Australian buy now, pay later provider Brighte fires 15 per cent of staff

Buy now, pay later provider Brighte ballooned in size last year, but has now cut its workforce. Yet, the company said it’s “sustainable” as it does not fund “impulse buys”.

An Australian buy now, pay later provider that offers money for home improvements and solar power has fired 15 per cent of its staff.

Yet the finance company called Brighte, which is backed by billionaire and Atlassian co-founder Mike Cannon-Brookes, it still looking to raise money for the firm and is currently sounding out the market.

Brighte had previously laid off 25 per cent of its staff in March 2020 in anticipation of a market slowdown as the pandemic hit.

A company spokesperson blamed changing market conditions for the recent sacking of 15 per cent of its workforce.

“Brighte has gone through a period of rapid growth, more than doubling our staff numbers over the past year,” the spokesperson told

“However, market conditions have changed over the last few months with increased volatility and uncertainty affecting the broader tech sector.

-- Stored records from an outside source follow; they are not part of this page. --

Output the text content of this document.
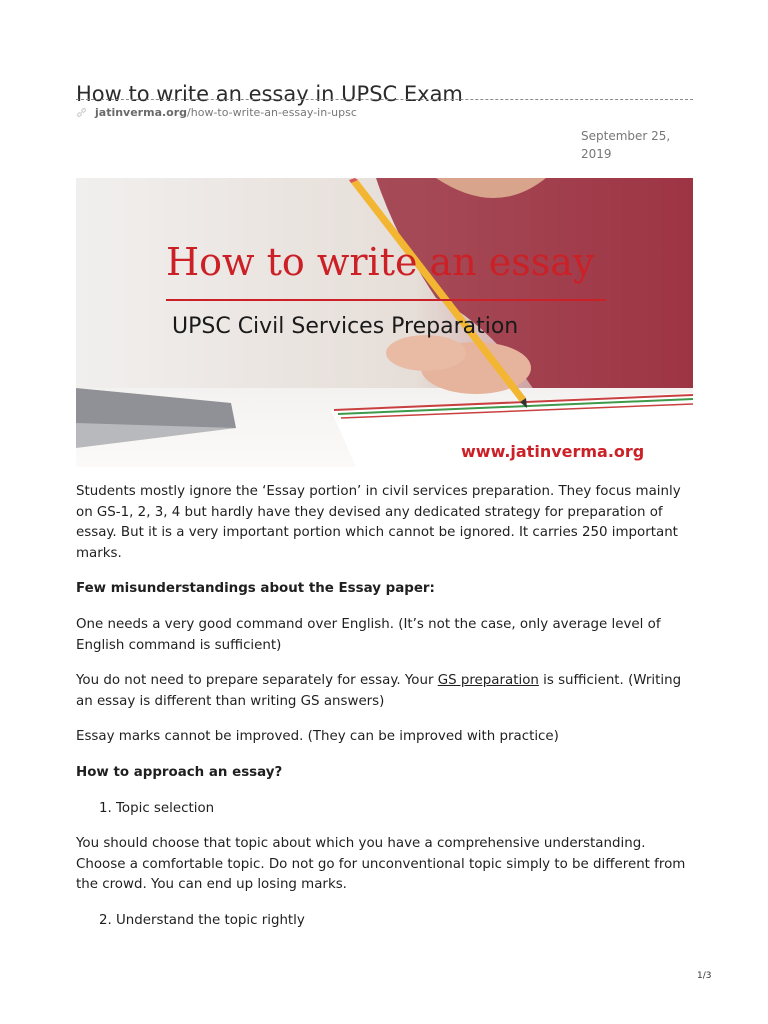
How to write an essay in UPSC Exam
jatinverma.org /how-to-write-an-essay-in-upsc
September 25, 2019
How to write an essay
UPSC Civil Services Preparation
www.jatinverma.org

Students mostly ignore the ‘Essay portion’ in civil services preparation. They focus mainly on GS-1, 2, 3, 4 but hardly have they devised any dedicated strategy for preparation of essay. But it is a very important portion which cannot be ignored. It carries 250 important marks.

Few misunderstandings about the Essay paper:

One needs a very good command over English. (It’s not the case, only average level of English command is sufficient)

You do not need to prepare separately for essay. Your GS preparation is sufficient. (Writing an essay is different than writing GS answers)

Essay marks cannot be improved. (They can be improved with practice)

How to approach an essay?

1. Topic selection

You should choose that topic about which you have a comprehensive understanding. Choose a comfortable topic. Do not go for unconventional topic simply to be different from the crowd. You can end up losing marks.

2. Understand the topic rightly
1/3
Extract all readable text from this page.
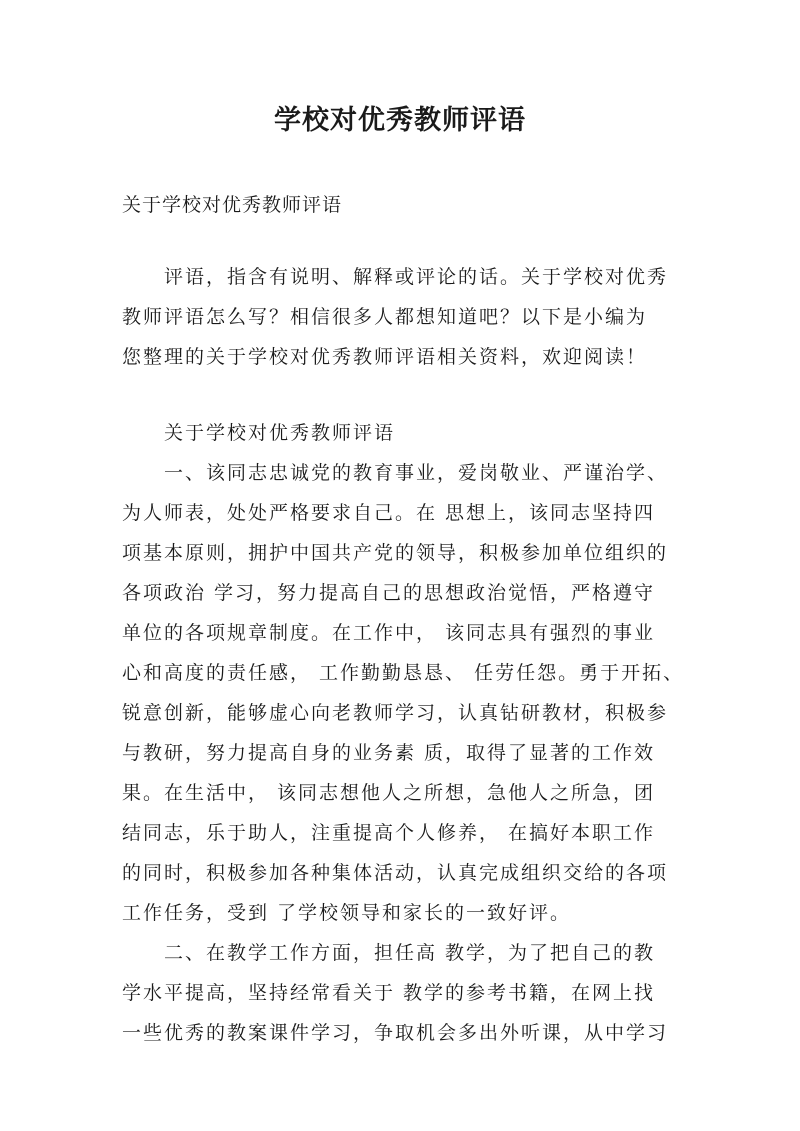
学校对优秀教师评语
关于学校对优秀教师评语
评语，指含有说明、解释或评论的话。关于学校对优秀
教师评语怎么写？相信很多人都想知道吧？以下是小编为
您整理的关于学校对优秀教师评语相关资料，欢迎阅读！
关于学校对优秀教师评语
一、该同志忠诚党的教育事业，爱岗敬业、严谨治学、
为人师表，处处严格要求自己。在 思想上，该同志坚持四
项基本原则，拥护中国共产党的领导，积极参加单位组织的
各项政治 学习，努力提高自己的思想政治觉悟，严格遵守
单位的各项规章制度。在工作中， 该同志具有强烈的事业
心和高度的责任感， 工作勤勤恳恳、 任劳任怨。勇于开拓、
锐意创新，能够虚心向老教师学习，认真钻研教材，积极参
与教研，努力提高自身的业务素 质，取得了显著的工作效
果。在生活中， 该同志想他人之所想，急他人之所急，团
结同志，乐于助人，注重提高个人修养， 在搞好本职工作
的同时，积极参加各种集体活动，认真完成组织交给的各项
工作任务，受到 了学校领导和家长的一致好评。
二、在教学工作方面，担任高 教学，为了把自己的教
学水平提高，坚持经常看关于 教学的参考书籍，在网上找
一些优秀的教案课件学习，争取机会多出外听课，从中学习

“This has seen us seek to better position the business to meet the market, prudently and proactively adjusting our cost base for long term sustainable growth.”

The redundant roles were primarily based in corporate and new product development with 32 staff impacted, they added.

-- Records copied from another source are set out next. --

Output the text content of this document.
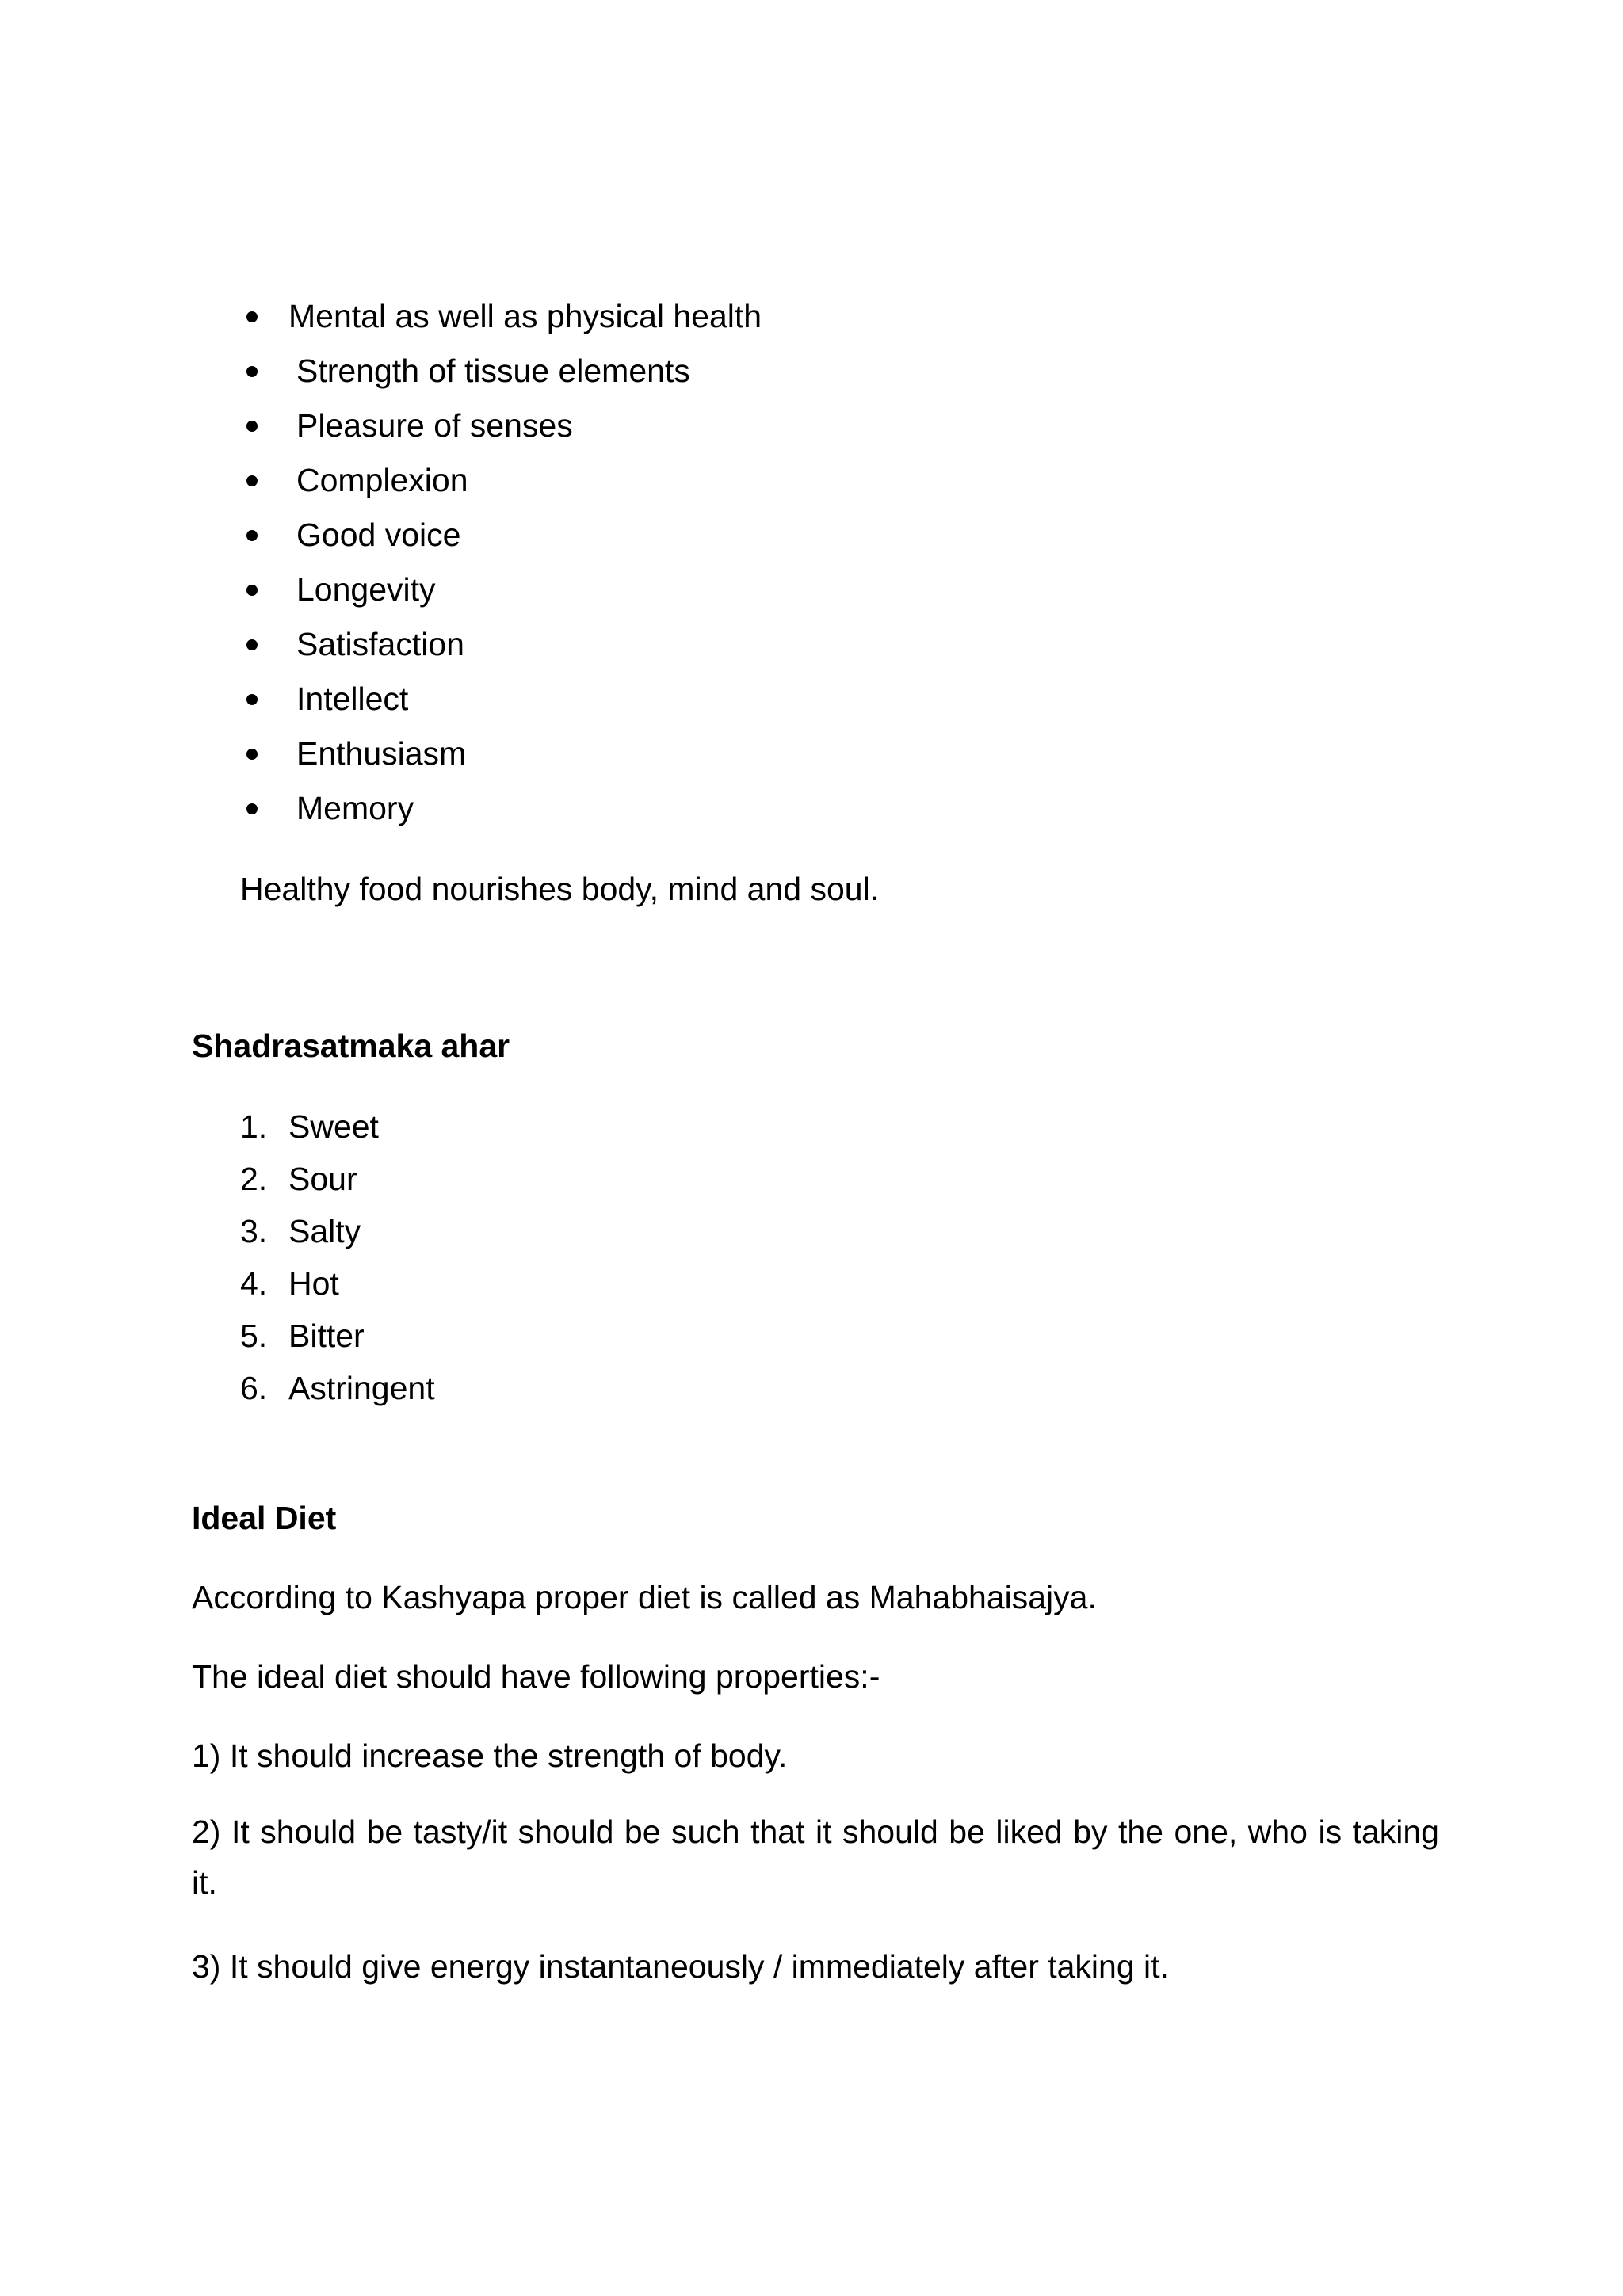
Mental as well as physical health
Strength of tissue elements
Pleasure of senses
Complexion
Good voice
Longevity
Satisfaction
Intellect
Enthusiasm
Memory
Healthy food nourishes body, mind and soul.
Shadrasatmaka ahar
1. Sweet
2. Sour
3. Salty
4. Hot
5. Bitter
6. Astringent
Ideal Diet
According to Kashyapa proper diet is called as Mahabhaisajya.
The ideal diet should have following properties:-
1) It should increase the strength of body.
2) It should be tasty/it should be such that it should be liked by the one, who is taking it.
3) It should give energy instantaneously / immediately after taking it.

Last year, the company more than doubled rising from 84 employed staff in January to 181.

Brighte was founded by former Macquarie banker Katherine McConnell and has raised more than $145 million in funding since its launch seven years ago, including $100 million in late 2020.

Ms McConnell originally drew down on her mortgage to offer buy now, pay later finance for solar panels and batteries when she started the company.

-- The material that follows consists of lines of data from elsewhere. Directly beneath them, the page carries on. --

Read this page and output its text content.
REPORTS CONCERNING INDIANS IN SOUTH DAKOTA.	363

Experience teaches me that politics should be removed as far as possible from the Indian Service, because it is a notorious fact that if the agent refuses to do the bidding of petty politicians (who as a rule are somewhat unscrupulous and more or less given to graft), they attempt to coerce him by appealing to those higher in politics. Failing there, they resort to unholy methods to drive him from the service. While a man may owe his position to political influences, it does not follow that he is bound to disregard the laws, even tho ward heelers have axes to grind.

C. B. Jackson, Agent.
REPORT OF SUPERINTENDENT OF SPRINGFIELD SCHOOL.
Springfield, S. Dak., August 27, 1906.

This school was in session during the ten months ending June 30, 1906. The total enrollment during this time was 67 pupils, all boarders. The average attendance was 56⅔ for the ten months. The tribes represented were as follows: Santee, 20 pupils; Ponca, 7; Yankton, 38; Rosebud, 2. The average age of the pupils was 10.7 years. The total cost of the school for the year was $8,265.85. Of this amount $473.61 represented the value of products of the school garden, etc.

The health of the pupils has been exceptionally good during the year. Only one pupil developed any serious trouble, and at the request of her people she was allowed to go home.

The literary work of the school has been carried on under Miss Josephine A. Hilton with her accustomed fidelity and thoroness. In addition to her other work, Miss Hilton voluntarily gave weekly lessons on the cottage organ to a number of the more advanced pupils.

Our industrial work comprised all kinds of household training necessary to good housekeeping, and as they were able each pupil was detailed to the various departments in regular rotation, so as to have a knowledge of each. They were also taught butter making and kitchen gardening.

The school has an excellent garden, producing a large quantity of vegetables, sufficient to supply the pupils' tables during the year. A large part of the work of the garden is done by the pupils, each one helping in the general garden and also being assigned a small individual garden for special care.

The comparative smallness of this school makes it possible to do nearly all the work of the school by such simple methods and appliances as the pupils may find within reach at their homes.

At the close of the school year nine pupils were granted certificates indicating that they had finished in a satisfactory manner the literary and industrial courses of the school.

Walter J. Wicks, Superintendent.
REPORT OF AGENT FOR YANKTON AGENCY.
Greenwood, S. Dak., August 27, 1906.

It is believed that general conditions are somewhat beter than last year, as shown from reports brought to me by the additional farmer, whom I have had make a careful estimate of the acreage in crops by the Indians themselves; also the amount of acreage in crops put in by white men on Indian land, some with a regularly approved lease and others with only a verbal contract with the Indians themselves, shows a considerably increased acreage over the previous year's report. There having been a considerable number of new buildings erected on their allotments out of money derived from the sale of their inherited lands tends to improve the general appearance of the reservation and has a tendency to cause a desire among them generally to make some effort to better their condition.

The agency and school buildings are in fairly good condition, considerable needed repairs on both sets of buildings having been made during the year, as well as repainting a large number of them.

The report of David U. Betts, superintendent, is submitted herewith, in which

Brighte’s lay offs comes as the BNPL lay sector has been battered with potential “carnage” predicted for the sector as providers burn through cash, bad debts balloon and cost of living pressures drive Australians away from spontaneous purchases.

But Brighte’s spokesperson said it was a “sustainable business”, which is “well capitalized and in a strong cash position”.

“Brighte’s customers use our BrightePay and Green Loan products to finance solar, battery, and other home improvements aimed at increasing the sustainability of their home and decreasing their exposure to rising energy prices. We do not finance fashion, food, and other fast moving consumer goods,” they said.

“Brighte has a strong consumer portfolio of homeowners, with an average age of 45 plus and with exceptionally strong credit scores who are looking to make capital investments in their homes.

“Solar is a considered purchase – not an impulse buy – and our customers experience a financial benefit in the form of saving around $1000 per year on average on their energy bills, which also helps them offset their repayments.”

The company continues to maintain extremely low levels of arrears and hardship and monitors these closely to better support customers, they added, and Australia’s energy crisis had created a “surge” in demand for solar and battery financing for its vendors.

According to the company’s website, it has approved more than $500 million in finance to 60,000 Australian households.

Another buy now, pay later provider with offices in Sydney made 30 per cent of its workforce redundant blaming market conditions for the huge cut to staffing in May.

Yet, the company called BizPay was in the process of trying to raise $25 million in funding and has partially completed it.

Its co-founder and chief executive David Price said the job cuts were a “strategic decision”.

“Due to the uncertainty in the global markets, particularly the tech sector, and current market conditions, we’ve made the strategic decision to streamline operations and our workforce to support BizPay’s next growth phase,” he told

International buy now, pay later operator Klarna, which has received millions in investment from Commonwealth Bank, had also fired 10 per cent of staff and its valuation dropped by $30 billion.

Australian BNPL providers have also been slammed by sliding share prices. Overall, the sector lost a whopping $A1.05 billion in 2021, which has left investors concerned and has seen share prices dive this year.

But its not just the BNPL sector that is taking a battering.

A start-up focused on the solar sector, called 5B Solar, which boasts backing from former prime minister Malcolm Turnbull, also sacked 25 per cent of its staff after completing a capital raise that would inject $30 million into the business.

Co-founder and chief executive officer at 5B Solar Chris McGrath blamed “challenges” that hit the business on “multiple different fronts” for the staff cuts, including supply chain and logistics disruptions brought on by the pandemic, as well as the soaring cost of materials for letting dozens of staff go.